Resiko & efek samping
Antihistamin Generasi pertama memiliki banyak efek samping. Antihistamin H1 mudah diakses oleh SSP, yang berarti dapat melewati sawar darah-otak sehingga bekerja langsung di otak dan sumsum tulang belakang. Akibatnya, efek samping seperti kelelahan, tekanan darah turun, detak jantung cepat, sakit kepala, mual, muntah dan gangguan fungsi hati dan ginjal bisa terjadi.
Karena antihistamin kelompok ini memiliki efek sedatif (mengantuk), kemampuan mengemudi dan menggunakan mesin sangat dibatasi. Jika terdapat aritmia jantung, glaukoma (glaukoma), epilepsi, asma dan disfungsi hati dan ginjal, antihistamin H1 generasi pertama tidak boleh dikonsumsi karena mendukung penyakit ini. Antihistamin tidak boleh digunakan selama kehamilan dan menyusui.
Antihistamin generasi kedua tidak dapat lagi menembus sawar darah otak, sehingga efek sampingnya sangat berkurang. Namun, o.g. Efek samping terjadi, tetapi kemunculannya jauh lebih jarang.
Efek samping juga dapat terjadi dengan antihistamin alami. Overdosis vitamin dan mineral dapat menyebabkan penyakit kardiovaskular (termasuk infark miokard) serta disfungsi ginjal dan hati.
Interaksi obat
Antihistamin Generasi pertama dalam kombinasi dengan antidepresan von trisiklik dapat menyebabkan pembentukan glaukoma (glaukoma). Sediaan dari kelompok bahan aktif azelastine dan cetirizine tidak boleh digabungkan satu sama lain, karena penyakit kardiovaskular dapat terjadi akibat interaksi tersebut.

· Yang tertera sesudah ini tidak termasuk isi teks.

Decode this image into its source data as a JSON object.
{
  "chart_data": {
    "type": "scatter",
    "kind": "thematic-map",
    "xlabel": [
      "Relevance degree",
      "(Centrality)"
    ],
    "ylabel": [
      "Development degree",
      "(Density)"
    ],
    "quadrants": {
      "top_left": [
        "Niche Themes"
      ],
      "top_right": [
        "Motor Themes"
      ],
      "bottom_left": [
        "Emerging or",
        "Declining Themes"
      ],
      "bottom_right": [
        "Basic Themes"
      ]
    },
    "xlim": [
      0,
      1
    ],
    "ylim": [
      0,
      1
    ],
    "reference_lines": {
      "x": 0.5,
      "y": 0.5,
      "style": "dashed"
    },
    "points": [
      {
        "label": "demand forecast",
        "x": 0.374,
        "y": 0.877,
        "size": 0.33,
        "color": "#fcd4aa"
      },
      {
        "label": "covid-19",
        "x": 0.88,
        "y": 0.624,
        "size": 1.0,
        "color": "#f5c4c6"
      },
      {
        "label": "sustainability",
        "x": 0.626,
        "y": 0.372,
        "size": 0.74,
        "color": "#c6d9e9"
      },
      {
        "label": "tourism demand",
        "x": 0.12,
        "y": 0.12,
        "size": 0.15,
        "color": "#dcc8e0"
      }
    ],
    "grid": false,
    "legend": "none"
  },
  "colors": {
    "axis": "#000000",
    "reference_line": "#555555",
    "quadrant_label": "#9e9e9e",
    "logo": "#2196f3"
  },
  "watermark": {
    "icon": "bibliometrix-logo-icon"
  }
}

Antihistamin tidak boleh dikonsumsi bersamaan dengan analgesik (pereda nyeri), pil tidur dan anestesi. Antihistamin H1 dan H2 tidak boleh dikonsumsi bersamaan dengan penghambat beta dan penghambat ACE (obat untuk tekanan darah tinggi) atau dengan koagulan darah (warfarin).